Définition et étymologie
Le néoaristotélisme désigne un ensemble de mouvements philosophiques contemporains qui cherchent à renouveler et actualiser la pensée d’Aristote (384-322 av. J.-C.) pour répondre aux questions philosophiques modernes. Le préfixe « néo- » (du grec neos, « nouveau ») indique une réappropriation créative plutôt qu’une simple répétition de la doctrine aristotélicienne originelle. Cette approche se caractérise par une tentative de réconcilier la sagesse antique avec les exigences de la pensée contemporaine, particulièrement en éthique, en philosophie politique et en métaphysique.
Le néoaristotélisme ne constitue pas une école uniforme, mais plutôt une constellation de penseurs qui puisent dans l’héritage aristotélicien pour élaborer des réponses originales aux défis philosophiques actuels. Ces philosophes partagent généralement une critique de la modernité philosophique et un retour aux concepts fondamentaux de la tradition aristotélicienne : la notion de vertu, l’importance de la communauté politique, la téléologie naturelle et l’eudémonisme.

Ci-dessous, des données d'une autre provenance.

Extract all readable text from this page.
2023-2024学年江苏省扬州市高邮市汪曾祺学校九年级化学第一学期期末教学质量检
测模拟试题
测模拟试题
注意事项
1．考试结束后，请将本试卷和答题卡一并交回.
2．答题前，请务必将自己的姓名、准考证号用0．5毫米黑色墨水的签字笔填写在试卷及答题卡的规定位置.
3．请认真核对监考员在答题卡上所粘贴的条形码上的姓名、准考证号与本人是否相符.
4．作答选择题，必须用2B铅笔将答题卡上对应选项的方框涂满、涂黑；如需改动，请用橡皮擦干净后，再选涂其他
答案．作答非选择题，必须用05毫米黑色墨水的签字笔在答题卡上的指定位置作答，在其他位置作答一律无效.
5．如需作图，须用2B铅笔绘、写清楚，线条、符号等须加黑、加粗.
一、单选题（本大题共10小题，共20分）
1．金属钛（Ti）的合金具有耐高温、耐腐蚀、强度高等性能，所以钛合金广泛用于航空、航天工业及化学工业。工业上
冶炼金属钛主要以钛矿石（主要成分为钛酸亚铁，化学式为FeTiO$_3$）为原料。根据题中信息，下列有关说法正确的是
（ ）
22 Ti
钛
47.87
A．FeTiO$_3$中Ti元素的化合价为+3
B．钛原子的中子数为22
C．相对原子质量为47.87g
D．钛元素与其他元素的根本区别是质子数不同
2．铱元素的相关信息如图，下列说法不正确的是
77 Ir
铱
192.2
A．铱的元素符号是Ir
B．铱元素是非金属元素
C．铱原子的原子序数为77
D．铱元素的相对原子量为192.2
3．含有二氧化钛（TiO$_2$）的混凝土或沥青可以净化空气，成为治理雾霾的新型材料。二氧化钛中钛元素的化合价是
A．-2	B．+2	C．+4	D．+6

Le néoaristotélisme en philosophie
Les racines historiques et le contexte d’émergence
Le néoaristotélisme contemporain émerge principalement au XXe siècle comme une réaction contre les impasses de la philosophie morale moderne. Cette renaissance s’enracine dans une critique du libéralisme politique, de l’utilitarisme et du kantisme, jugés insuffisants pour fonder une éthique substantielle et une conception robuste du bien commun.
Le mouvement trouve ses précurseurs dans la pensée de G.W.F. Hegel, qui réhabilite la notion aristotélicienne de Sittlichkeit (vie éthique) contre la morale abstraite kantienne, et dans les travaux de philosophes comme Jacques Maritain, qui développe une philosophie politique thomiste inspirée d’Aristote.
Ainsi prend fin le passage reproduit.